Our predictions for activity in the M&A deal market in 2019
Mergers & Acquisitions (M&A) continue to provide ambitious businesses with opportunities to achieve step-changes in their growth profiles through inorganic acquisitions. With global interest rates continuing to remain at historical lows and no obvious sign of an imminent and significant upward change in borrowing costs, historically cheap debt remains available to fuel global M&A activity. Global deal values had reached $3.3 trillion in the nine months to September 2018, significantly ahead of the prior year and reaching highs last seen pre-2008.
Globally, this trend is expected to continue, at least in the medium-term, as economies such as the US benefit from looser regulatory restrictions and controls under new business-friendly political leadership.

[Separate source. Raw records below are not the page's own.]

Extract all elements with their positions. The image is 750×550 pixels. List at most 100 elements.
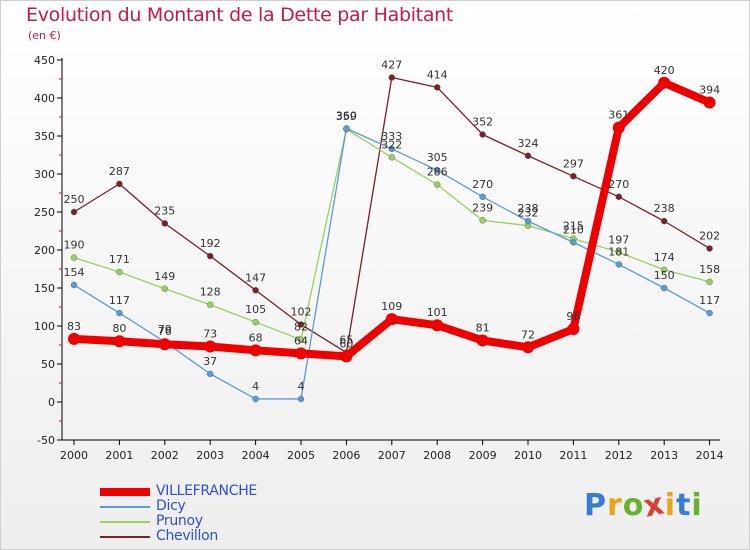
legend-label: Dicy xyxy=(156,498,186,514)
data-point xyxy=(706,278,713,286)
y-tick-label: 200 xyxy=(34,244,55,257)
data-point xyxy=(434,181,441,188)
data-point xyxy=(434,84,441,91)
data-label: 4 xyxy=(252,380,259,393)
data-point xyxy=(340,350,353,363)
data-point xyxy=(116,180,123,188)
data-point xyxy=(297,321,305,328)
x-tick-label: 2002 xyxy=(151,449,179,462)
data-point xyxy=(524,152,532,159)
data-label: 297 xyxy=(563,157,584,170)
data-label: 250 xyxy=(64,193,85,206)
data-label: 171 xyxy=(109,253,130,266)
x-tick-label: 2009 xyxy=(469,449,497,462)
legend-item: Prunoy xyxy=(100,514,257,529)
data-point xyxy=(661,217,668,225)
logo-letter: i xyxy=(664,488,677,523)
data-label: 197 xyxy=(608,233,629,246)
data-label: 333 xyxy=(381,130,402,143)
data-point xyxy=(113,335,126,348)
data-label: 64 xyxy=(294,334,308,347)
data-label: 83 xyxy=(67,320,81,333)
chart-legend: VILLEFRANCHE Dicy Prunoy Chevillon xyxy=(100,484,257,544)
data-label: 79 xyxy=(158,323,172,336)
data-point xyxy=(612,121,625,134)
x-tick-label: 2013 xyxy=(650,449,678,462)
data-label: 238 xyxy=(518,202,539,215)
data-label: 37 xyxy=(203,355,217,368)
data-point xyxy=(706,309,713,317)
logo-letter: P xyxy=(584,488,607,523)
data-point xyxy=(388,145,395,153)
data-point xyxy=(70,281,78,289)
logo-letter: t xyxy=(676,488,692,523)
data-label: 192 xyxy=(200,237,221,250)
data-point xyxy=(431,319,444,332)
data-label: 305 xyxy=(427,151,448,164)
legend-swatch xyxy=(100,520,150,523)
x-tick-label: 2003 xyxy=(196,449,224,462)
data-point xyxy=(658,76,671,89)
data-label: 158 xyxy=(699,263,720,276)
data-point xyxy=(297,395,305,403)
y-tick-label: 100 xyxy=(34,320,55,333)
data-point xyxy=(70,208,78,216)
data-label: 324 xyxy=(518,137,539,150)
data-label: 80 xyxy=(112,322,126,335)
logo-letter: r xyxy=(607,488,623,523)
data-point xyxy=(615,261,622,268)
data-point xyxy=(297,336,305,343)
legend-swatch xyxy=(100,487,150,496)
y-tick-label: 300 xyxy=(34,168,55,181)
chart-subtitle: (en €) xyxy=(28,29,61,42)
y-tick-label: -50 xyxy=(37,434,55,447)
legend-label: Chevillon xyxy=(156,528,218,544)
proxiti-logo: Proxiti xyxy=(584,486,703,524)
data-point xyxy=(158,338,171,351)
x-tick-label: 2001 xyxy=(105,449,133,462)
data-label: 360 xyxy=(336,109,357,122)
data-label: 117 xyxy=(109,294,130,307)
data-point xyxy=(161,285,169,292)
data-point xyxy=(434,166,441,174)
data-label: 60 xyxy=(339,337,353,350)
data-label: 238 xyxy=(654,202,675,215)
data-point xyxy=(252,319,259,326)
data-point xyxy=(522,341,534,354)
data-label: 65 xyxy=(339,334,353,347)
data-point xyxy=(385,313,398,326)
data-point xyxy=(479,131,486,138)
data-point xyxy=(70,254,78,261)
series-line xyxy=(73,127,711,400)
data-label: 270 xyxy=(608,178,629,191)
legend-item: VILLEFRANCHE xyxy=(100,484,257,499)
data-label: 76 xyxy=(158,325,172,338)
data-label: 352 xyxy=(472,115,493,128)
data-label: 287 xyxy=(109,165,130,178)
data-label: 202 xyxy=(699,229,720,242)
y-tick-label: 50 xyxy=(41,358,55,371)
data-label: 105 xyxy=(245,303,266,316)
data-point xyxy=(615,249,622,256)
chart-title: Evolution du Montant de la Dette par Hab… xyxy=(26,4,454,26)
logo-letter: i xyxy=(691,488,703,523)
data-label: 81 xyxy=(476,321,490,334)
data-point xyxy=(252,287,259,294)
data-point xyxy=(252,395,259,403)
data-label: 147 xyxy=(245,271,266,284)
data-label: 232 xyxy=(518,207,539,220)
legend-swatch xyxy=(100,535,150,538)
legend-item: Chevillon xyxy=(100,529,257,544)
data-label: 96 xyxy=(566,310,580,323)
data-label: 394 xyxy=(699,84,720,97)
data-label: 359 xyxy=(336,110,357,123)
data-label: 361 xyxy=(608,109,629,122)
data-point xyxy=(206,252,214,260)
x-tick-label: 2004 xyxy=(242,449,270,462)
data-point xyxy=(703,96,716,109)
data-label: 190 xyxy=(64,239,85,252)
y-tick-label: 0 xyxy=(48,396,55,409)
y-tick-label: 350 xyxy=(34,130,55,143)
data-label: 101 xyxy=(427,306,448,319)
logo-letter: o xyxy=(622,488,645,523)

Despite various uncertainties prevailing at home, the UK remains a globally important player in the M&A space. Potential changes in the political landscape and trading relationships with some of our key partners generates opportunities for businesses to transact and position themselves most favourably for a new future.
There may be a slow-down in M&A activity at home in Q1 as businesses allow time for the macro-economic environment to settle onto its new course. However, regardless of the outcome of events such as Brexit, the increase in certainty as 2019 progresses and such events are resolved is likely to see the release of a significant amount of pent-up transactional pressure which could see very strong H2 UK deal dynamics.